While only 7% (6%- 9%) of participants aged ≥65 years were “distressed and struggling” with their mental well-being to a “clinical” extent, 44% (38%-50%) of those aged 18-24 years reported mental well-being scores in the “distressed or struggling” range – representing a “growing gap between generations that, while present prior to the COVID-19 pandemic, has since been exacerbated,” the authors state.
With every successive decrement in age group, mental well-being “plummeted,” Dr. Thiagarajan said. She noted that research conducted prior to 2010 in several regions of the world showed that young adults typically had the highest well-being. “Our findings stand in stark contrast to these previous patterns.”
The relationship between lockdown stringency and poorer mental health could play a role. “The impact of social isolation may be most strongly felt in younger people,” she said.
Internet a culprit?
“Within almost every region, scores for cognition and drive and motivation were highest while mood and outlook and social self were the lowest,” the authors report.
The aggregate percentage of respondents who reported being “distressed or struggling” in the various MHQ dimensions is shown in the following table.
In particular, English-speaking countries scored lowest on the social self scale.
The sense of social self is “how you see yourself with respect to others, how you relate to others and the ability to form strong, stable relationships and maintain them with other people,” said Dr.
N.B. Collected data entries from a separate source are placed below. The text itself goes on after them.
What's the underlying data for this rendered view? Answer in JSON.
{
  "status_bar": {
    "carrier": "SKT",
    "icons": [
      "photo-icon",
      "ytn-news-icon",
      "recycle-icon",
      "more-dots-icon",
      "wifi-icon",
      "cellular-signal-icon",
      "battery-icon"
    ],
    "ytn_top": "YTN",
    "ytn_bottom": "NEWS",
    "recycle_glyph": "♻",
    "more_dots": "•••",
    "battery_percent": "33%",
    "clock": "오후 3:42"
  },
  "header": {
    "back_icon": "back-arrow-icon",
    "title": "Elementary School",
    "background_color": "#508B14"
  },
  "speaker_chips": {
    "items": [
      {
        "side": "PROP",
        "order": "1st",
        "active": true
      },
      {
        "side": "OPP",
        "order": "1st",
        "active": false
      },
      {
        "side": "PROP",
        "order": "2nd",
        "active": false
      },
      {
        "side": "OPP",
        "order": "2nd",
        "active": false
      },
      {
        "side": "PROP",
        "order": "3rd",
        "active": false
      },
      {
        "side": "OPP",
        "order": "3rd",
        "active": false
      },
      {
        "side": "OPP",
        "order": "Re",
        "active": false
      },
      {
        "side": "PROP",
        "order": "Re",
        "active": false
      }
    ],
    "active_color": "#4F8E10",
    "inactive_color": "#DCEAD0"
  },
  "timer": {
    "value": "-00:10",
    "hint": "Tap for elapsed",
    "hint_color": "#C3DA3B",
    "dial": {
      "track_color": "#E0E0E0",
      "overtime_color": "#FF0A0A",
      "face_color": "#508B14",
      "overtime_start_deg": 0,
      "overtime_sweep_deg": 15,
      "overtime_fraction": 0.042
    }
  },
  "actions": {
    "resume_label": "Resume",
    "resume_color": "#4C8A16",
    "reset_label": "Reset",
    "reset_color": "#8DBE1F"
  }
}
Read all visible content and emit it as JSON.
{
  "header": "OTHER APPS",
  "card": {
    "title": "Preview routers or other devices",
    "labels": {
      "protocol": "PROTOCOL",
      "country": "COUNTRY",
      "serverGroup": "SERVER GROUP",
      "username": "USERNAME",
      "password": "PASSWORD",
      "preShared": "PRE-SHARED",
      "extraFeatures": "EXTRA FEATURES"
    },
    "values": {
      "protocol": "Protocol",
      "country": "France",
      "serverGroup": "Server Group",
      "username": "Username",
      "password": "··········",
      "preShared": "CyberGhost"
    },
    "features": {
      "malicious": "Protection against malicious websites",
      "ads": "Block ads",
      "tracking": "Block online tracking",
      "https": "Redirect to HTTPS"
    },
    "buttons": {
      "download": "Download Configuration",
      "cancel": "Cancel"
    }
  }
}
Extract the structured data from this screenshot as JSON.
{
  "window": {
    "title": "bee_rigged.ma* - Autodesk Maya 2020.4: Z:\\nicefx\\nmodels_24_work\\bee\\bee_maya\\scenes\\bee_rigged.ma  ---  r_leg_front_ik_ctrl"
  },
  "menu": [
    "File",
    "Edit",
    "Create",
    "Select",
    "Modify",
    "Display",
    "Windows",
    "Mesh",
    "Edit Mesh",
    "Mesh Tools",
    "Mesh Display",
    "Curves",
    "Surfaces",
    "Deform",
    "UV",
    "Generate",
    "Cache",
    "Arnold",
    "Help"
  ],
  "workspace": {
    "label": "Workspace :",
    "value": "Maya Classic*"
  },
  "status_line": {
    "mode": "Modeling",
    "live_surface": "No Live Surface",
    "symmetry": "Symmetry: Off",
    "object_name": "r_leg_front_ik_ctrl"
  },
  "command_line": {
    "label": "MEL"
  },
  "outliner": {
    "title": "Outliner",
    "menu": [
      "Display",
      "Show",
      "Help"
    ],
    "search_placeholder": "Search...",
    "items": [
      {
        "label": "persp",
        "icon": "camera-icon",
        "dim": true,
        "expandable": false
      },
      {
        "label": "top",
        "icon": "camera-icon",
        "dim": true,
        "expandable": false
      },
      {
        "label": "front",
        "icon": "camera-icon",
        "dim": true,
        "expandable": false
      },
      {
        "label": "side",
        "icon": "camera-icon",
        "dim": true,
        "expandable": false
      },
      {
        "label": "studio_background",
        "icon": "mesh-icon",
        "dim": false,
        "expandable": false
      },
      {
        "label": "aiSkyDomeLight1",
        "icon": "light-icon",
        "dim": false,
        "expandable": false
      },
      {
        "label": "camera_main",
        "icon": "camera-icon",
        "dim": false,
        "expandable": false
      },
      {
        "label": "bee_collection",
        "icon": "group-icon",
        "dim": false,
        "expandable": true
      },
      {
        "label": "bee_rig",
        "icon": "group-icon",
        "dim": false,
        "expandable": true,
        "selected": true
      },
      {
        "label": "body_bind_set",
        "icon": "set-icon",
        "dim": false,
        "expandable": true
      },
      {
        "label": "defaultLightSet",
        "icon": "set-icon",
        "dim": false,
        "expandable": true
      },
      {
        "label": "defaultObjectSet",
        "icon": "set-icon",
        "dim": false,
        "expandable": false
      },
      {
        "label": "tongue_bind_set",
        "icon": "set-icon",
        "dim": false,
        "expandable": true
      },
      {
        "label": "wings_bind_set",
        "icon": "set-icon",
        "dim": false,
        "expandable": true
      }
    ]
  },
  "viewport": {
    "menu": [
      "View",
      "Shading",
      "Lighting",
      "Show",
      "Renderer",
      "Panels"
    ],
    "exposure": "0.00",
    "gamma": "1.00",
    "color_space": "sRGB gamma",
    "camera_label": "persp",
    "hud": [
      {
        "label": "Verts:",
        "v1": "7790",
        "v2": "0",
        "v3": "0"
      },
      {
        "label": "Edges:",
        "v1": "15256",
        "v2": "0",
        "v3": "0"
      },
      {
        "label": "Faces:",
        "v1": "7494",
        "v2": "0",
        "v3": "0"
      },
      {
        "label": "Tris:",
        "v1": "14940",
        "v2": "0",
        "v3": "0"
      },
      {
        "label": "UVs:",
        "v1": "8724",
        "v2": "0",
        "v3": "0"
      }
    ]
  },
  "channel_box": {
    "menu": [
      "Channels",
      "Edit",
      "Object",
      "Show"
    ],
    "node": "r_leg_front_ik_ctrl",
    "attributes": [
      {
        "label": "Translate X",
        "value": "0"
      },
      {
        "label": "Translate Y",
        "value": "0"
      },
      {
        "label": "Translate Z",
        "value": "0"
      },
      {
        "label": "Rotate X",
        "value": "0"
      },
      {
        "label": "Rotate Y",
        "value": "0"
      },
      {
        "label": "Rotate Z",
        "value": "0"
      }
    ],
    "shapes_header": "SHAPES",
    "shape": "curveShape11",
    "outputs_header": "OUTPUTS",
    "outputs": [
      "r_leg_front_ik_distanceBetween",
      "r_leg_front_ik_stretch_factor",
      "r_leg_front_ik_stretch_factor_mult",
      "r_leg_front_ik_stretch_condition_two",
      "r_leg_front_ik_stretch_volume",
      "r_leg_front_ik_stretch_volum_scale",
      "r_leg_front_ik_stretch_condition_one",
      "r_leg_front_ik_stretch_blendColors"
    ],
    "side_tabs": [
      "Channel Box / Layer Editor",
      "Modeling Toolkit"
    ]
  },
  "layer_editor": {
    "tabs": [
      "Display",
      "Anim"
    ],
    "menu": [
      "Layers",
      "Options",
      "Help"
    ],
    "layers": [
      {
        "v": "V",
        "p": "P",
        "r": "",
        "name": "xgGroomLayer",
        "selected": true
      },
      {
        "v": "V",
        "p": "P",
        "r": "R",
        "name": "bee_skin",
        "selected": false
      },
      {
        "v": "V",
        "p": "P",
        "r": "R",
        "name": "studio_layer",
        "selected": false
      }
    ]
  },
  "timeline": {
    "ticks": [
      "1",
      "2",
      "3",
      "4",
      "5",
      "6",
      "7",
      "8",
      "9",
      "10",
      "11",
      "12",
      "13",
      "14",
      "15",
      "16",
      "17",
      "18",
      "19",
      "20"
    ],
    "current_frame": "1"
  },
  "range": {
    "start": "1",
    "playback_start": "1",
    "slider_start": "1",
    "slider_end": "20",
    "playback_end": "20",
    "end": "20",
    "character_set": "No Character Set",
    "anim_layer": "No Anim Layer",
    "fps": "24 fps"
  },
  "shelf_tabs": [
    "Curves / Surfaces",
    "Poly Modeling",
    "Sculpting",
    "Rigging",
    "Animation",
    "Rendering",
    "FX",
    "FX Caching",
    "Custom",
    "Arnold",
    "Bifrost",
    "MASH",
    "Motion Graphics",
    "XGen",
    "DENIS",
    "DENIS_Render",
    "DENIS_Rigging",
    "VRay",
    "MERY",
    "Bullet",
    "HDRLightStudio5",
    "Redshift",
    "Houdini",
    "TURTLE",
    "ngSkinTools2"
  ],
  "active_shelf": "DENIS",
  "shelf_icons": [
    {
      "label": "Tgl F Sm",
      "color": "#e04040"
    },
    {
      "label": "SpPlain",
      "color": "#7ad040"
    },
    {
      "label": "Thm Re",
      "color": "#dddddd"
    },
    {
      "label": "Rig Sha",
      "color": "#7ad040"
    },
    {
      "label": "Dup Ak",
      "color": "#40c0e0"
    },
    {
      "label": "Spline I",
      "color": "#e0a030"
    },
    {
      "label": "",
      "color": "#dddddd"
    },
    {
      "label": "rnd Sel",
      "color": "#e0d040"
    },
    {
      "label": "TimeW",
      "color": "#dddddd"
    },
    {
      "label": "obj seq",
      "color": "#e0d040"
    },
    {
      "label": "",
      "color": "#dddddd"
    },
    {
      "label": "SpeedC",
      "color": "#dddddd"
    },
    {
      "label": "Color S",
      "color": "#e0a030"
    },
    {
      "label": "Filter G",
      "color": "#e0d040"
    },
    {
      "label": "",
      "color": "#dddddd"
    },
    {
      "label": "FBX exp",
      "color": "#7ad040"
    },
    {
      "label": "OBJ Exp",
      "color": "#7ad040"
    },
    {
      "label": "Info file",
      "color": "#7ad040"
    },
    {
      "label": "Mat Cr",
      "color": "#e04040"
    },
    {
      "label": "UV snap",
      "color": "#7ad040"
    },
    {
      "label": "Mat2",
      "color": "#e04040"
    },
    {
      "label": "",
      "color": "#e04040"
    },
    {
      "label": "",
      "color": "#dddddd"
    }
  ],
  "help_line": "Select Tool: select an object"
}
Thiagarajan.
Internet use might account for the “massive” difference between the youngest and the oldest generations, she suggested. “Following 2010, mobile phone penetration picked up and rose rapidly. ... Mobile phones took over the world.”
Time spent on the Internet – an estimated 7-10 hours per day – “eats into the time people in older generations used in building the social self. Kids who grow up on the Internet are losing thousands of hours in social interactions, which is challenging their ability to form relationships, how they see themselves, and how they fit into the social fabric,” Dr. Thiagarajan added
Sedentary time
Commenting for this news organization, Bernardo Ng, MD, a member of the American Psychiatric Association’s Council on International Psychiatry and Global Health and medical director of Sun Valley Research Center, Imperial, Calif., called the report “interesting, with an impressive sample size” and an “impressive geographic distribution.”
Dr. Ng, who was not involved in the report, said, “I did not think the impact of Internet use on mental health was as dramatic before looking at this report.
“On the other hand, I have personally been interested in the impact of sedentarism in mental health – not only emotionally but also biologically. Sedentarism, which is directly related to screen use time, produces inflammation that worsens brain function.”
Also commenting, Ken Duckworth, MD, chief medical officer of the National Alliance of Mental Illness, called the survey “extremely well timed and creative, although it looked only at Internet-enabled populations, so one cannot make too many overall pronouncements, because a lot of people don’t have access to the Internet.”
The data regarding young people are particularly powerful. “The idea that young people are having a decrease in their experience of mental health across the world is something I haven’t seen before.”
Dr. Duckworth suggested the reason might “have to do with the impact of the COVID lockdown on normal development that young people go through, while older people don’t struggle with these developmental challenges in the same way.”
A version of this article first appeared on Medscape.com.